Scrabble famously excludes proper nouns. Crossword puzzles embrace them. Choosing how many proper nouns to include in a word game is tangled with cultural assumptions. Easy trivia is pointless, and hard trivia is alienating. Should all U.S. presidents be fair game? What about K-pop stars? British monarchs? Nobel laureates? The “right” answer depends on your audience, and that’s a design question, not a linguistic one.
The words that aren’t words
The line between “word” and “phrase” is fuzzier than dictionaries suggest. Words tend to carry more conceptual weight—but not always. Some words probably didn’t need to be coined; some phrases deserve more credit than they get. English is full of two- and three-word phrases that function as single semantic units—effectively “words”—but because they’re not fused into one orthographic word, they’re invisible to dictionaries and underappreciated as vocabulary. “Kindergarteners” is in the dictionary, but not “middle schoolers.” Newer professions—“car salesman,” “vacuum salesman,” “balloon seller”—are two words, but ancient professions might have a one-worder: jeweler, florist, fishmonger, tobacconist, stationer, mercer.
Meanwhile, in Spanish…
Other languages sometimes have tidy one-worders for things English can only describe. Spanish carves up time with precision English lacks: madrugada for the pre-dawn hours, atardecer for late afternoon waning into evening. The mid-day nap was so compelling we adopted the siesta into English.
But, concise one-word equivalents appear only among the top 2k most familiar MWEs—and even then, rarely. It’s as if languages collectively decided these concepts weren’t worth crystallizing into single words.

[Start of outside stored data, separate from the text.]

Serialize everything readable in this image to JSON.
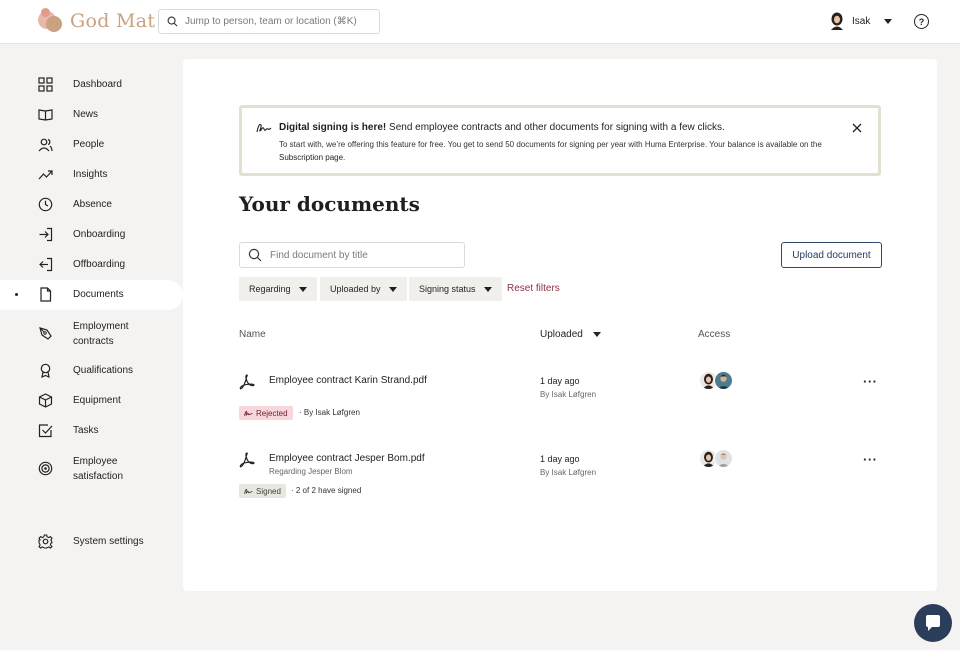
{
  "brand": {
    "name": "God Mat"
  },
  "search": {
    "placeholder": "Jump to person, team or location (⌘K)"
  },
  "user": {
    "name": "Isak"
  },
  "sidebar": {
    "items": [
      {
        "label": "Dashboard",
        "icon": "grid-icon"
      },
      {
        "label": "News",
        "icon": "book-icon"
      },
      {
        "label": "People",
        "icon": "people-icon"
      },
      {
        "label": "Insights",
        "icon": "trend-icon"
      },
      {
        "label": "Absence",
        "icon": "clock-icon"
      },
      {
        "label": "Onboarding",
        "icon": "login-icon"
      },
      {
        "label": "Offboarding",
        "icon": "logout-icon"
      },
      {
        "label": "Documents",
        "icon": "document-icon",
        "active": true
      },
      {
        "label": "Employment contracts",
        "icon": "pen-icon"
      },
      {
        "label": "Qualifications",
        "icon": "award-icon"
      },
      {
        "label": "Equipment",
        "icon": "box-icon"
      },
      {
        "label": "Tasks",
        "icon": "checkbox-icon"
      },
      {
        "label": "Employee satisfaction",
        "icon": "target-icon"
      }
    ],
    "settings_label": "System settings"
  },
  "banner": {
    "title_bold": "Digital signing is here!",
    "title_rest": " Send employee contracts and other documents for signing with a few clicks.",
    "desc": "To start with, we’re offering this feature for free. You get to send 50 documents for signing per year with Huma Enterprise. Your balance is available on the ",
    "desc_link": "Subscription page",
    "desc_end": "."
  },
  "page": {
    "title": "Your documents",
    "search_placeholder": "Find document by title",
    "upload_label": "Upload document"
  },
  "filters": {
    "regarding": "Regarding",
    "uploaded_by": "Uploaded by",
    "signing_status": "Signing status",
    "reset": "Reset filters"
  },
  "table": {
    "headers": {
      "name": "Name",
      "uploaded": "Uploaded",
      "access": "Access"
    },
    "rows": [
      {
        "name": "Employee contract Karin Strand.pdf",
        "regarding": "",
        "date": "1 day ago",
        "by": "By Isak Løfgren",
        "status": "Rejected",
        "status_note": "· By Isak Løfgren"
      },
      {
        "name": "Employee contract Jesper Bom.pdf",
        "regarding": "Regarding Jesper Blom",
        "date": "1 day ago",
        "by": "By Isak Løfgren",
        "status": "Signed",
        "status_note": "· 2 of 2 have signed"
      }
    ]
  },
  "colors": {
    "accent": "#1d3b5e",
    "reset": "#8a3344",
    "rejected_bg": "#f7d7dc",
    "signed_bg": "#e6e8df"
  }
}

Exceptions exist—Norwegian forelsket for the euphoria of falling in love, Danish hygge for candlelit contentment, Portuguese saudade for longing. But these are famous precisely because they’re rare. Beyond the top tier of familiarity, the well runs dry everywhere. No language has a single word for “parking lot frustration” or “Sunday evening dread.” Generally, if English describes it with a phrase, so does everyone else.